The statistics are defined by the partition of the phenotype explained by the following. p2, geographic position, described by coordinates (latitude and longitude); h2, genetics; e2, the individually independent environment; f2, the environment shared by family members; c2, the environment shared by couples; s2, the environment shared by siblings; he2, the interaction between genetics and the individually independent environment; hf2, the interaction between genetics and the family-shared environment; hc2, the interaction between genetics and the couples-shared environment; hs2, the interaction between genetics and the siblings-shared environment.

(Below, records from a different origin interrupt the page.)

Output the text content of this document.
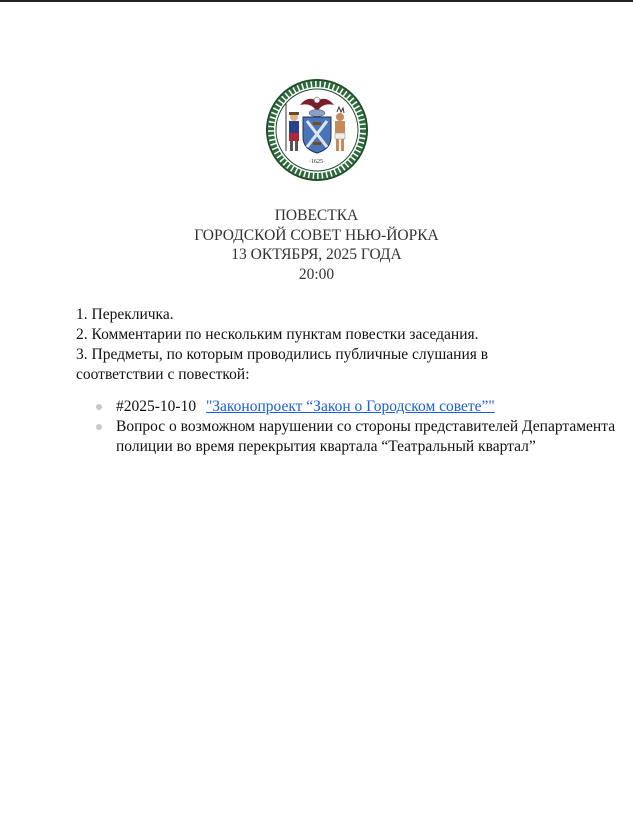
·1625·
ПОВЕСТКА
ГОРОДСКОЙ СОВЕТ НЬЮ-ЙОРКА
13 ОКТЯБРЯ, 2025 ГОДА
20:00

1. Перекличка.

2. Комментарии по нескольким пунктам повестки заседания.

3. Предметы, по которым проводились публичные слушания в соответствии с повесткой:

#2025-10-10 "Законопроект “Закон о Городском совете”"
Вопрос о возможном нарушении со стороны представителей Департамента полиции во время перекрытия квартала “Театральный квартал”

WAIC and PSIS-LOO-CV data are presented with 95% confidence intervals.
The widely applicable information criterion (WAIC) and Pareto-smoothed importance sampling leave-one-out cross-validation (PSIS-LOO-CV) reward goodness of fit but penalize more complex models. The lower the WAIC or PSIS-LOO-CV, the better the model.
Figure 1Model WAIC estimates and the mean estimates of heritability and environmental statistics
Bar plots show the posterior mean heritability estimates (h2, gray), variance explained by the geographic location (p2, violet), variances explained by shared environments (f2, familial; c2, couple-shared; s2, sibling-shared: yellow/orange-colored bars), and variances explained by gene-environment interactions (hf2, gene-familial; hc2, gene-couple-shared-environmental; hs2, gene-sibling-shared environmental: blue-colored bars) given in the five models for the ten most diagnosed neuropsychiatric diseases in our data. LM0, LM1, and LM2 are the three linear models that consider only the additive effects of genetics and shared environments as defined in Table 1. IM1 and IM2 are the two interaction models. Corresponding to their linear counterpart (LM1 and LM2), these two models consider the gene-environmental interactions as defined in Table 1. The five models form two forward selection traces: Linear model 0 (LM0) ⟶ Linear model 1 (LM1) ⟶ Interaction model 1 (IM1) and Linear model 2 (LM2) ⟶ Interaction model 2 (IM2). Within each trace, the later models encompass all the preceding models’ variables. The widely applicable information criterion (WAIC) rewards goodness of fit but penalizes more complex models. The lower the WAIC, the better the model. The scatterplot above each bar plot illustrates which model could be considered as the best one for each disease.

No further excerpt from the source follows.